For the time being, this means insulation panels, packaging and building blocks. However, in principle, the same technology could be used to cast entire structures.
THE ARCHITECTS AT New York-based Terreform ONE have just such ambitions, and have even got as far as making prototypes. The firm is led by Maria Aiolova and Mitchell Joachim, who run design projects as collaborations between architects and experimental biologists. Together, they ask:
“What can synthetic biology do for design, and vice versa?”
The purpose of growing building materials is, according to them, to change the way people look at both fabrication and gene technology.
Many properties that material researchers are trying to achieve already exist in living organisms. Trees are an excellent example. So why don’t we let them continue living? In some places, we’ve already done that for hundreds of years. The area around the city of Cherrapunji in India, for example, is famed for its bridges, constructed from living aerial roots of the tropical Ficus Elastica tree – the same species as the common domestic rubber plant. The roots are woven into a suspension bridge that, after five to ten years, can carry the weight of as many as 50 people and cover a span of up to 30 metres.
The German research team Baubotanik at the University of Stuttgart has taken the same method and systematised and refined it. They create woven frameworks of fast-growing white willow, Salix Alba, which is similar to the ordinary biofuel crop. As they explain it, the structure is held in place with scaffolding until it becomes self-supporting and the scaffolding can be removed.
“As they grow, the trees adapt their own form and internal structure to the local environment, responding to bending stress and mechanical pressure.”
Founded by Professor Gerd de Bruyn, Baubotanik is run by a team with expertise in botany, construction, urban planning, landscape architecture and architectural theory. Using x-ray imaging and load testing, they analyse how the intersections between the stems, and between the stems and steel fastenings, behave and how their strength can be calculated. The aim of the research is clear:
“It’s to construct living buildings of the same size as fully grown trees.”
THE WOOD AND FOREST INDUSTRY is already a biological industry, and could become a portal for biosynthetic construction. The fact that genetically modified wood raw material is already available on the market also suggests an existing understanding of both the opportunities and pitfalls. If not, perhaps it is high time for the ethical debate to begin? The question is: how far are we prepared to go?

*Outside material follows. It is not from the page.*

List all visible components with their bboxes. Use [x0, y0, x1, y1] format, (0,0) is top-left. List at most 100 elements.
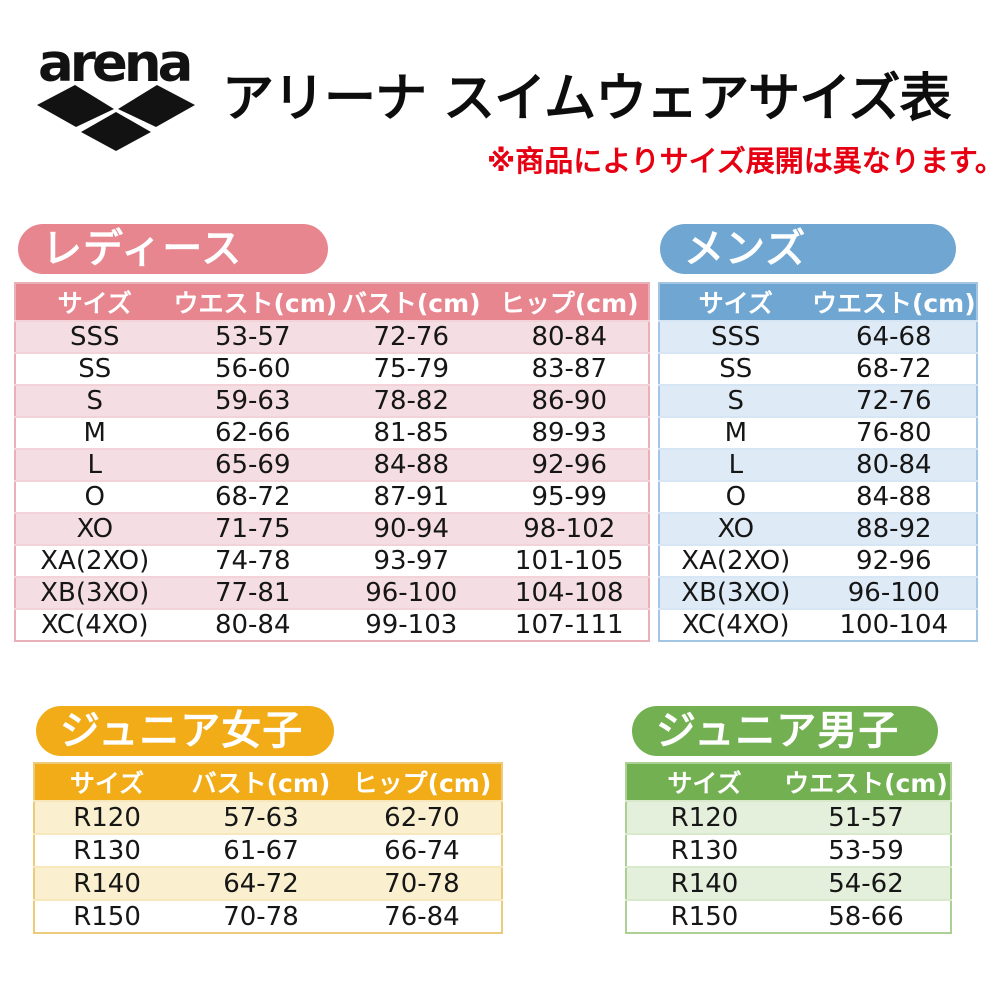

Rachel Armstrong, champion of biosynthetic and living architecture, appears frustrated with the inertia in current practice:
“Buildings are still the dumbest, most inactive clumps of material, acting as ecological obstacles. With the application of energy, fertiliser, maintenance and expensive investments, ‘green’ roofs and walls are created to give the illusion of mature and self-sufficient urban ecosystems.”
But as a direction for architecture, she believes this is a dead-end, pointing out that the world’s most common construction technology, concrete, has barely changed for thousands of years.
“Today’s approach to the production of architecture is ancient. However, the technology that could potentially revolutionise the construction of buildings is even older – it’s life itself.”